But Jim was not satisfied. It was a real collaboration which Hanaud had appeared a few minutes ago not merely to accept, but even to look forward to. Now, on the contrary, he was evading it.
"But if we are to work together?" Jim suggested.
"You might want to reach me quickly," Hanaud continued. "Yes. And I might want to reach you, if not so quickly, still very secretly. Yes." He turned the question over in his mind. "You will stay at the Maison Crenelle, I suppose?"
"No," said Jim, and he drew a little comfort from Hanaud's little start of disappointment. "There will be no need for that," he explained. "Boris Waberski can attempt nothing more. Those two girls will be safe enough."
"That's true," Hanaud agreed. "You will go, then, to the big hotel in the Place Darcy. For me I shall stay in one that is more obscure, and not under my own name. Whatever chance of secrecy is still left for me, that I shall cling to."
He did not volunteer the name of the obscure hotel or the name under which he proposed to masquerade, and Jim was careful not to inquire.
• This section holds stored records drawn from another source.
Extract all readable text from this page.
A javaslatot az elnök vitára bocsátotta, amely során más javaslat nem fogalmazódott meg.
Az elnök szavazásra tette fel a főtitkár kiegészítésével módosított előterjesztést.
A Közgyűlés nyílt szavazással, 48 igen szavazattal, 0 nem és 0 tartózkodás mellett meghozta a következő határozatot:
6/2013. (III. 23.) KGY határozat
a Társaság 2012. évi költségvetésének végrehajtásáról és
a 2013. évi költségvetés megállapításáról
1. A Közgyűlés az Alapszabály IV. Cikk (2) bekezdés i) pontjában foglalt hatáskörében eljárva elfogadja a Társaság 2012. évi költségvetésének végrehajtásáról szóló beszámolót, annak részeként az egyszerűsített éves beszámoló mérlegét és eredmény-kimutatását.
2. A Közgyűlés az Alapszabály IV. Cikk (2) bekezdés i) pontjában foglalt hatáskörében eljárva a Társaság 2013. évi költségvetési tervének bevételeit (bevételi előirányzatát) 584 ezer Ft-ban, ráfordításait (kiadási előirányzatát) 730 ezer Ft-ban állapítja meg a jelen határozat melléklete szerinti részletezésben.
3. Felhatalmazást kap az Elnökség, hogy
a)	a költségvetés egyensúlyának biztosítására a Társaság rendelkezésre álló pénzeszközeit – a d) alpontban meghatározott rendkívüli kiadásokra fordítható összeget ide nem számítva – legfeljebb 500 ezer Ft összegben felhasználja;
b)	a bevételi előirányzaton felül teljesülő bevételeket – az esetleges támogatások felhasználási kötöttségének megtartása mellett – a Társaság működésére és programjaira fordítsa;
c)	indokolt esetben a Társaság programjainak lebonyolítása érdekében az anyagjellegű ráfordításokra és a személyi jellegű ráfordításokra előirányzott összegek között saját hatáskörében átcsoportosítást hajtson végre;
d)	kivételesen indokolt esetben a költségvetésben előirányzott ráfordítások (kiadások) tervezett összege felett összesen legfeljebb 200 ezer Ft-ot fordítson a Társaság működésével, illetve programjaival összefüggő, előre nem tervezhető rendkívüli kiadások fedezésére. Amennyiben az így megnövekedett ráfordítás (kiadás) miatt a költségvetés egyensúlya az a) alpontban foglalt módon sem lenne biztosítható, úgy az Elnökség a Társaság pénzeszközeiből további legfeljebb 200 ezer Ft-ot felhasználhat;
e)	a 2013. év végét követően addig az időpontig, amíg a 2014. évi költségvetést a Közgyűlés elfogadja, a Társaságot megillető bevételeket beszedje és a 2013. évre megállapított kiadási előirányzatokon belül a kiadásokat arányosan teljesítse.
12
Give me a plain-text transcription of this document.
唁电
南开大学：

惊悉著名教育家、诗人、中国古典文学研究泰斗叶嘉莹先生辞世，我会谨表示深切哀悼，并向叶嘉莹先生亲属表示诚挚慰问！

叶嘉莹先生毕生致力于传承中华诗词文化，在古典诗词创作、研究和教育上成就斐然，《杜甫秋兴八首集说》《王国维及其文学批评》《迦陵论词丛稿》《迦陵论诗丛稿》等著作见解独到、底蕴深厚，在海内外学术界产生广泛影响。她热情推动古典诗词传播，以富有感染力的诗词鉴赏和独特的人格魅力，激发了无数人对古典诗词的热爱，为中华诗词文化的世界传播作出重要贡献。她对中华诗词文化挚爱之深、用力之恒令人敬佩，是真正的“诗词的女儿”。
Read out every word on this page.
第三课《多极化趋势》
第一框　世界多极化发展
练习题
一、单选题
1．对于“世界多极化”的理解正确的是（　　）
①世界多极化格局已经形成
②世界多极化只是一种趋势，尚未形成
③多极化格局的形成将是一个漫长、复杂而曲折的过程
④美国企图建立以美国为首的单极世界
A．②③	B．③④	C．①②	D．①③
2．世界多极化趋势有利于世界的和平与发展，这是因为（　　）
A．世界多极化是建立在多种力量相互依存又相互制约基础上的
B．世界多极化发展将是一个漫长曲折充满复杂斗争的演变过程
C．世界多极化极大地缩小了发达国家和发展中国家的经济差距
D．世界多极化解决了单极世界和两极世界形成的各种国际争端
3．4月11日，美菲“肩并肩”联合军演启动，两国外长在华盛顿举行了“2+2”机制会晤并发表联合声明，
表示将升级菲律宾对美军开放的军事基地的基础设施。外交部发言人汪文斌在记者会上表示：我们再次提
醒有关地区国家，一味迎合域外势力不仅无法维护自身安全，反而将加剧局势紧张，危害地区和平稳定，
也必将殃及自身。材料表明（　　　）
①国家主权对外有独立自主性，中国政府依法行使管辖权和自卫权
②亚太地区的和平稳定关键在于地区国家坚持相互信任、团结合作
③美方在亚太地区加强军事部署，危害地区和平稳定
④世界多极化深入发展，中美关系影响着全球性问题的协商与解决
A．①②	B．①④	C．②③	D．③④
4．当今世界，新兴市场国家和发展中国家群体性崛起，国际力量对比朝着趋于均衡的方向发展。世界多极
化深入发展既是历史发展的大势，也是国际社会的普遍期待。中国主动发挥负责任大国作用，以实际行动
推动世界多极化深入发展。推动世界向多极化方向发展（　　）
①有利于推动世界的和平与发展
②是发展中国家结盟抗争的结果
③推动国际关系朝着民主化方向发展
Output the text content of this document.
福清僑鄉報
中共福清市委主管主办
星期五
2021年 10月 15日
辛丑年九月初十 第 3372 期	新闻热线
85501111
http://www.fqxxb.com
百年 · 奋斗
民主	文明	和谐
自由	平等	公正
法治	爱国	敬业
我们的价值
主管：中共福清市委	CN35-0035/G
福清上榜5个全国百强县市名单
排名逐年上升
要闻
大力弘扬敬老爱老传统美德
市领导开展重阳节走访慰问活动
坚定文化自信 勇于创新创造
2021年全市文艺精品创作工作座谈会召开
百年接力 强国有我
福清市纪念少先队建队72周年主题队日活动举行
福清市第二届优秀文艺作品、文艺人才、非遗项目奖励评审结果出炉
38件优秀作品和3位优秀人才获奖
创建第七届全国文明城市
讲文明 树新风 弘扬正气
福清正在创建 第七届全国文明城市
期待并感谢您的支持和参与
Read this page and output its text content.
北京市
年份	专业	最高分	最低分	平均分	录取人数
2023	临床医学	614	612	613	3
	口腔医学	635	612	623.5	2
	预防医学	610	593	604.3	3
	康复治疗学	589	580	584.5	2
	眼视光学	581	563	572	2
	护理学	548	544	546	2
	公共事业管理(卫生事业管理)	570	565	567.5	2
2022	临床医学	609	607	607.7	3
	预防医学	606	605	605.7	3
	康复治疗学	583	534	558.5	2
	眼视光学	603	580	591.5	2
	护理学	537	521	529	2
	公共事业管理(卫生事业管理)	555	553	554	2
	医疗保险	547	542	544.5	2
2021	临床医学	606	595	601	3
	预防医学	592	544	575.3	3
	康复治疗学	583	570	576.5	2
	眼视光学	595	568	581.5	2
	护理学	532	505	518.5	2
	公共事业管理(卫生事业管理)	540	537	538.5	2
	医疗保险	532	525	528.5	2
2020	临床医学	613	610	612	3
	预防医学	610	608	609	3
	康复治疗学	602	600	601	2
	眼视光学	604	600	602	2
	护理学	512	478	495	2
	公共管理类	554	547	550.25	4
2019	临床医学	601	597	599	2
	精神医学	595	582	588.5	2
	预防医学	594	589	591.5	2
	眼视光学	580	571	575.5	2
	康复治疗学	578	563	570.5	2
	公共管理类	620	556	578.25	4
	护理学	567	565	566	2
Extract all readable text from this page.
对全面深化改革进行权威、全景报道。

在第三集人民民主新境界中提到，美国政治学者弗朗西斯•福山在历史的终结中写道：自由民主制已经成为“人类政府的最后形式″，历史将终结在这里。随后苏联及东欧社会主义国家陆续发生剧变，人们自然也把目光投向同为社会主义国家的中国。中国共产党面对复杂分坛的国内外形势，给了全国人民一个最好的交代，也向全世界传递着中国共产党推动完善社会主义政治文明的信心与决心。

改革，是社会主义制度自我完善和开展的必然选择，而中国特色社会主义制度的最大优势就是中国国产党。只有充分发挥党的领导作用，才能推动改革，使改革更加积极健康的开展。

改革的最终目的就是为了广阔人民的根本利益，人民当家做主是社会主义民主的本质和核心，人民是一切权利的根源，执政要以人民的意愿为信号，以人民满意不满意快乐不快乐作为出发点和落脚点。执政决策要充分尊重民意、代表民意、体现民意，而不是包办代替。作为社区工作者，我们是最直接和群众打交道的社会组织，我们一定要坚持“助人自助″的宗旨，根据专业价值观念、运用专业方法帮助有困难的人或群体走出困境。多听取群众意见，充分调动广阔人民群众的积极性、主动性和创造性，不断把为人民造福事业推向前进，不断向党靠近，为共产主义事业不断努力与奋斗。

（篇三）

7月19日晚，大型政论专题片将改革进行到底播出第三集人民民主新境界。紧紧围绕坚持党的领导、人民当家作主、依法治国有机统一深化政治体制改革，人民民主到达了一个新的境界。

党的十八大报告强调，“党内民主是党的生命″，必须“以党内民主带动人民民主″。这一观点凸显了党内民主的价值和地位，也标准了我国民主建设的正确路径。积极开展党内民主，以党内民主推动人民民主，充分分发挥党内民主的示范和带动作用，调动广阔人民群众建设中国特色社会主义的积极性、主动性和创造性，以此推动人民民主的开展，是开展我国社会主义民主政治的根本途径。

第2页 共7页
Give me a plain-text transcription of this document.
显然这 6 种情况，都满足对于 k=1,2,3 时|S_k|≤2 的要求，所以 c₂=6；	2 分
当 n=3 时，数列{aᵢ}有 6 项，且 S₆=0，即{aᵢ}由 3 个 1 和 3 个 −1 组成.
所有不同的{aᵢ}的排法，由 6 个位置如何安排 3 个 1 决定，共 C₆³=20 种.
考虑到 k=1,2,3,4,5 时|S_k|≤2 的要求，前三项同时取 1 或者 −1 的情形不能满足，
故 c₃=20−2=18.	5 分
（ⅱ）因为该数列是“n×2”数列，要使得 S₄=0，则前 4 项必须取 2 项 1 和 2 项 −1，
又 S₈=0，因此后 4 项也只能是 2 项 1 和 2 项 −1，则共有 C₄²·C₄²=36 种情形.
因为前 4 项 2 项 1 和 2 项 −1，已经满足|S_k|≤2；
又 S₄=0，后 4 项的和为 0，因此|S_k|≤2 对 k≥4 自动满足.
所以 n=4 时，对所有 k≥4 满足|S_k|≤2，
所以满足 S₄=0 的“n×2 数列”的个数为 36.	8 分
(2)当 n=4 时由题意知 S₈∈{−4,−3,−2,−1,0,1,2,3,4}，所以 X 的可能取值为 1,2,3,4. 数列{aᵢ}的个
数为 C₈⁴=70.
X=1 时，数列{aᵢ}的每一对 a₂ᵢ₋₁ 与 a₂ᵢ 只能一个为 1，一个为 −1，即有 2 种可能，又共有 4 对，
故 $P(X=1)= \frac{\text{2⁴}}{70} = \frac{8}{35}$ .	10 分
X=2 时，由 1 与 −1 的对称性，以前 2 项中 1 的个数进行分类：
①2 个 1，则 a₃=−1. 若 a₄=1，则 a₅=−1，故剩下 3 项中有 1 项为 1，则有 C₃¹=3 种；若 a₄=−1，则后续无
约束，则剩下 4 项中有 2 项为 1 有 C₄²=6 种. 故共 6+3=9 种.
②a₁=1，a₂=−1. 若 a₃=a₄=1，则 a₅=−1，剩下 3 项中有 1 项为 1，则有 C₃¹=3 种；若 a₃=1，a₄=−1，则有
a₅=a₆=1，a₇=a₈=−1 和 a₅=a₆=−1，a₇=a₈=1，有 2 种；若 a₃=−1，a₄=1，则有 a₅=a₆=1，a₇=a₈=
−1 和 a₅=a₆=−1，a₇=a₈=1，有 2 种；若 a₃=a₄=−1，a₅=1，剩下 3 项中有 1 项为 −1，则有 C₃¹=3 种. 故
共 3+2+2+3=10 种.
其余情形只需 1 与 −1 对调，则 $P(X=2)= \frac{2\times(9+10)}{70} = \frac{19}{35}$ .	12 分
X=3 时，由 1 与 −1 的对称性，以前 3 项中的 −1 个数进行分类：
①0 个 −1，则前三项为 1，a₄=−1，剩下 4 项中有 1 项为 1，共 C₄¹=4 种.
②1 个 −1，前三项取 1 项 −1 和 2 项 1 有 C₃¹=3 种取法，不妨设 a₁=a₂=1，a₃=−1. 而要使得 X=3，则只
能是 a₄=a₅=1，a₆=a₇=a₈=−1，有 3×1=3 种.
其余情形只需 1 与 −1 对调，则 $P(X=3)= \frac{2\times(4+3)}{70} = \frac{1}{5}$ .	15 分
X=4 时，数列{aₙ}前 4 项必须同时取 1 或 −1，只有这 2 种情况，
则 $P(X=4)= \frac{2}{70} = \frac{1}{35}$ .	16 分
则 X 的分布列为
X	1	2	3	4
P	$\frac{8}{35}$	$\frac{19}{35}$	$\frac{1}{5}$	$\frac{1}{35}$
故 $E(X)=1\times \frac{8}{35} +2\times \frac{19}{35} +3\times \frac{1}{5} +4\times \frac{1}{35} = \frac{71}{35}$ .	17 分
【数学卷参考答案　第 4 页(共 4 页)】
Hanaud stood with his hand upon the knob of the door and his eyes thoughtfully resting upon Frobisher's face.
"I will trust you with a little trick of mine," he said, and a smile warmed and lit his face to good humour. "Do you like the pictures? No—yes? For me, I adore them. Wherever I go I snatch an hour for the cinema. I behold wonderful things and I behold them in the dark—so that while I watch I can talk quietly with a friend, and when the lights go up we are both gone, and only our empty bocks are left to show where we were sitting. The cinemas—yes! With their audiences which constantly change and new people coming in who sit plump down upon your lap because they cannot see an inch beyond their noses, the cinemas are useful, I tell you. But you will not betray my little secret?"
He ended with a laugh. Jim Frobisher's spirits were quite revived by this renewal of Hanaud's confidence. He felt with a curious elation that he had travelled a long way from the sedate dignities of Russell Square. He could not project in his mind any picture of Messrs. Frobisher & Haslitt meeting a client in a dark corner of a cinema theatre off the Marylebone Road. Such manoeuvres were not amongst the firm's methods, and Jim began to find the change exhilarating. Perhaps, after all, Messrs. Frobisher & Haslitt were a little musty, he reflected. They missed—and he coined a phrase, he, Jim Frobisher! ... they missed the ozone of police-work.
"Of course I'll keep your secret," he said with a thrill in his voice. "I should never have thought of so capital a meeting-place."
"Good," said Hanaud. "Then at nine o'clock each night, unless there is something serious to prevent me, I shall be sitting in the big hall of the Grande Taverne. The Grande Taverne is at the corner across the square from the railway station. You can't mistake it. I shall be on the left-hand side of the hall and close up to the screen and at the edge near the billiard-room. Don't look for me when the lights are raised, and if I am talking to any one else, you will avoid me like poison. Is that understood?"